The song accumulated a substantial audience on YouTube over the years following its release, eventually surpassing 511 million views, a figure that underscores how Daughtry's catalog has continued to find new listeners through digital platforms long after the active commercial life of individual singles. The song's placement in music streaming playlists focused on emotional rock material and breakup themes helped sustain its reach across subsequent years. "September" stands as one of the defining tracks of Daughtry's mid-career period, demonstrating the band's ability to combine commercial accessibility with genuine emotional content in a format that continued to connect with large audiences.

02 Song Meaning

The Meaning of September by Daughtry: Grief, Memory, and the Calendar's Emotional Weight

"September" by Daughtry is a song about loss and the way specific moments in time become permanently marked by grief. The title month functions not merely as a temporal marker but as an emotional anchor, a recurring reminder of something or someone that was lost and whose absence continues to define the singer's experience of that particular time of year. The song belongs to a long tradition of music that uses the calendar, specific seasons, and particular dates as shorthand for the emotions tied to pivotal life events.

The central emotional argument of "September" is that grief does not simply diminish with the passage of time. Instead, the approach of a specific month or date reopens the wound with a consistency that can feel almost mechanical. The song gives voice to the experience of anticipatory grief, the awareness as summer fades that September is coming again and with it the return of a painful emotional state that has been dormant during the intervening months. This is a psychologically acute observation about how traumatic loss can operate across time.

Chris Daughtry has indicated in interviews that the song's emotional content is connected to personal experiences of loss, giving the lyrics an autobiographical grounding that listeners familiar with the background tend to find in the vocal delivery. The tone of the song is not melodramatic or performatively anguished; it is restrained and searching, more like a quiet reckoning with ongoing grief than a theatrical expression of acute sorrow. This restraint is part of what gives the song its emotional credibility.
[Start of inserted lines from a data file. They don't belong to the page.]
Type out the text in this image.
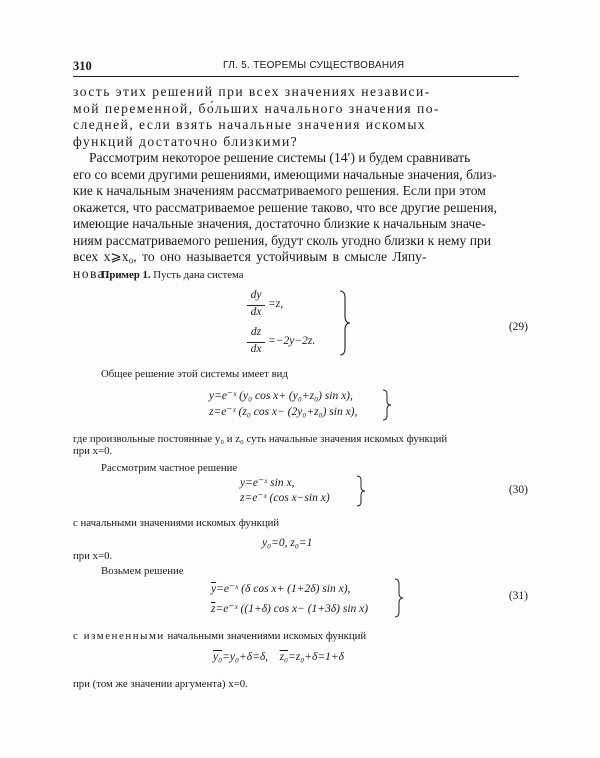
310	ГЛ. 5. ТЕОРЕМЫ СУЩЕСТВОВАНИЯ
зость этих решений при всех значениях независи-
мой переменной, бо́льших начального значения по-
следней, если взять начальные значения искомых
функций достаточно близкими?
Рассмотрим некоторое решение системы (14′) и будем сравнивать
его со всеми другими решениями, имеющими начальные значения, близ-
кие к начальным значениям рассматриваемого решения. Если при этом
окажется, что рассматриваемое решение таково, что все другие решения,
имеющие начальные значения, достаточно близкие к начальным значе-
ниям рассматриваемого решения, будут сколь угодно близки к нему при
всех x⩾x₀, то оно называется устойчивым в смысле Ляпу-
нова.
Пример 1. Пусть дана система
dy
dx
=z,
dz
dx
=−2y−2z.
(29)
Общее решение этой системы имеет вид
y=e⁻ˣ (y₀ cos x+ (y₀+z₀) sin x),
z=e⁻ˣ (z₀ cos x− (2y₀+z₀) sin x),
где произвольные постоянные y₀ и z₀ суть начальные значения искомых функций
при x=0.
Рассмотрим частное решение
y=e⁻ˣ sin x,
z=e⁻ˣ (cos x−sin x)
(30)
с начальными значениями искомых функций
y₀=0, z₀=1
при x=0.
Возьмем решение
$\overline{y}=e^-ˣ$ (δ cos x+ (1+2δ) sin x),
$\overline{z}=e^-ˣ$ ((1+δ) cos x− (1+3δ) sin x)
(31)
с измененными начальными значениями искомых функций
y₀=y₀+δ=δ, z₀=z₀+δ=1+δ
при (том же значении аргумента) x=0.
The song also touches on themes of regret and unanswered questions, the territory familiar to anyone who has lost someone and found themselves returning to moments they would have handled differently given the chance. There is a quality of incompleteness to the grief expressed in "September," a sense that the loss occurred before things were fully resolved or properly said, and that this incompleteness is what makes each returning September so difficult to navigate.

Musically, the production choices reinforce the thematic content. The song builds gradually, with the verses occupying a relatively restrained emotional register before the choruses open up into something larger and more urgent. This structural progression mirrors the emotional experience described in the lyrics: the quiet accumulation of feeling as the date approaches, followed by the full weight of the grief when it arrives. Post-grunge rock of this era frequently used this dynamic architecture, but Daughtry and producer Howard Benson applied it here with particular intentionality.

The reception of "September" among listeners was shaped by its emotional accessibility. The specific biographical context of the song was not universally known, but the emotional universality of its subject matter meant that listeners could overlay their own experiences of loss onto the framework the song provided. Songs about grief and memory have a particular staying power in popular music precisely because the experience is so widespread and yet so rarely addressed with this degree of directness in mainstream commercial formats.

Within Daughtry's catalog, "September" is often cited as one of the most personally revealing tracks, a moment where the band's commercial post-grunge sound was applied to material that carried more emotional specificity than the more generically relatable songs that populated much of their earlier work. The song demonstrated that the band's audience was receptive to greater emotional depth, a finding that influenced the direction of their subsequent recordings.